Dr van Elven said simply, ‘Mrs Brown.’
‘Ah,’ said the man, and disappeared, to reappear a moment later at the door. ‘You’ll be the doctor,’ he remarked importantly. ‘Second floor back. Mind the stairs, there’s a bit of rail missing.’ He stared at them both and then stood back to let them pass him into the small dark hall. ‘I’ll keep an eye on that there car,’ he offered.
‘Thank you.’ The doctor had produced some cigarettes from a pocket of his well-cut tweed suit and offered them silently. The man took one, said, ‘Ta’ and waved a muscled arm behind him. ‘Up there.’

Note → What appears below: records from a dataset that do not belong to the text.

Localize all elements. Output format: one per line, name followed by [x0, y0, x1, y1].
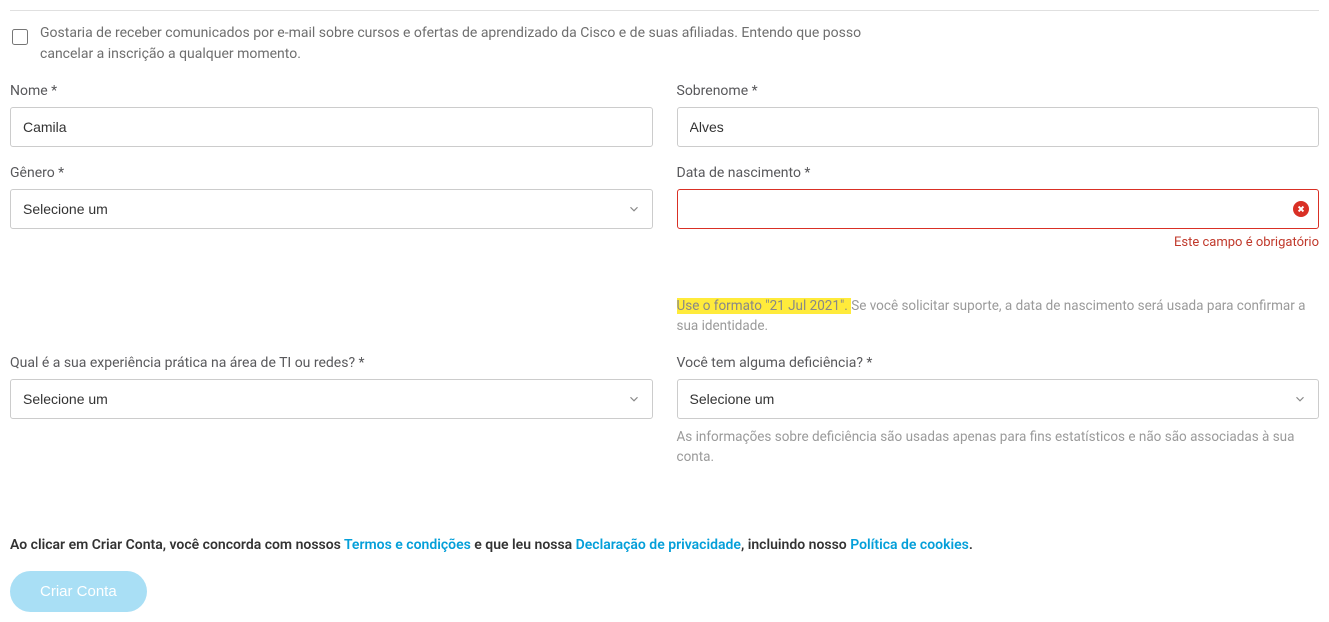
agreement-text: Ao clicar em Criar Conta, você concorda … [10, 537, 1319, 553]
dob-helper: Use o formato "21 Jul 2021". Se você sol… [677, 288, 1320, 337]
error-icon [1293, 201, 1309, 217]
cookies-link[interactable]: Política de cookies [850, 537, 969, 553]
dob-field: Data de nascimento * Este campo é obriga… [677, 165, 1320, 250]
consent-row: Gostaria de receber comunicados por e-ma… [10, 23, 1319, 65]
gender-select[interactable]: Selecione um [10, 189, 653, 229]
terms-link[interactable]: Termos e condições [344, 537, 471, 553]
disability-label: Você tem alguma deficiência? * [677, 355, 1320, 371]
last-name-field: Sobrenome * [677, 83, 1320, 147]
first-name-input[interactable] [10, 107, 653, 147]
dob-label: Data de nascimento * [677, 165, 1320, 181]
disability-helper-text: As informações sobre deficiência são usa… [677, 427, 1320, 468]
consent-checkbox[interactable] [12, 29, 28, 45]
last-name-label: Sobrenome * [677, 83, 1320, 99]
dob-input[interactable] [677, 189, 1320, 229]
last-name-input[interactable] [677, 107, 1320, 147]
gender-label: Gênero * [10, 165, 653, 181]
dob-error-message: Este campo é obrigatório [677, 235, 1320, 250]
privacy-link[interactable]: Declaração de privacidade [576, 537, 741, 553]
experience-select[interactable]: Selecione um [10, 379, 653, 419]
first-name-field: Nome * [10, 83, 653, 147]
disability-select[interactable]: Selecione um [677, 379, 1320, 419]
create-account-button[interactable]: Criar Conta [10, 571, 147, 612]
first-name-label: Nome * [10, 83, 653, 99]
consent-label: Gostaria de receber comunicados por e-ma… [40, 23, 870, 65]
dob-format-highlight: Use o formato "21 Jul 2021". [677, 298, 852, 314]
experience-field: Qual é a sua experiência prática na área… [10, 355, 653, 468]
experience-label: Qual é a sua experiência prática na área… [10, 355, 653, 371]
gender-field: Gênero * Selecione um [10, 165, 653, 250]
disability-field: Você tem alguma deficiência? * Selecione… [677, 355, 1320, 468]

They mounted the stairs with a certain amount of caution, the doctor restraining her with a hand on her shoulder. She remembering the missing rail. They were on the first landing when Sarah said:
‘You don’t smoke cigarettes—only a pipe.’
He paused, a step ahead of her, and smiled over his shoulder.
‘How—er—observant of you. They’re useful to carry around in these parts; they smooth the way, I find.’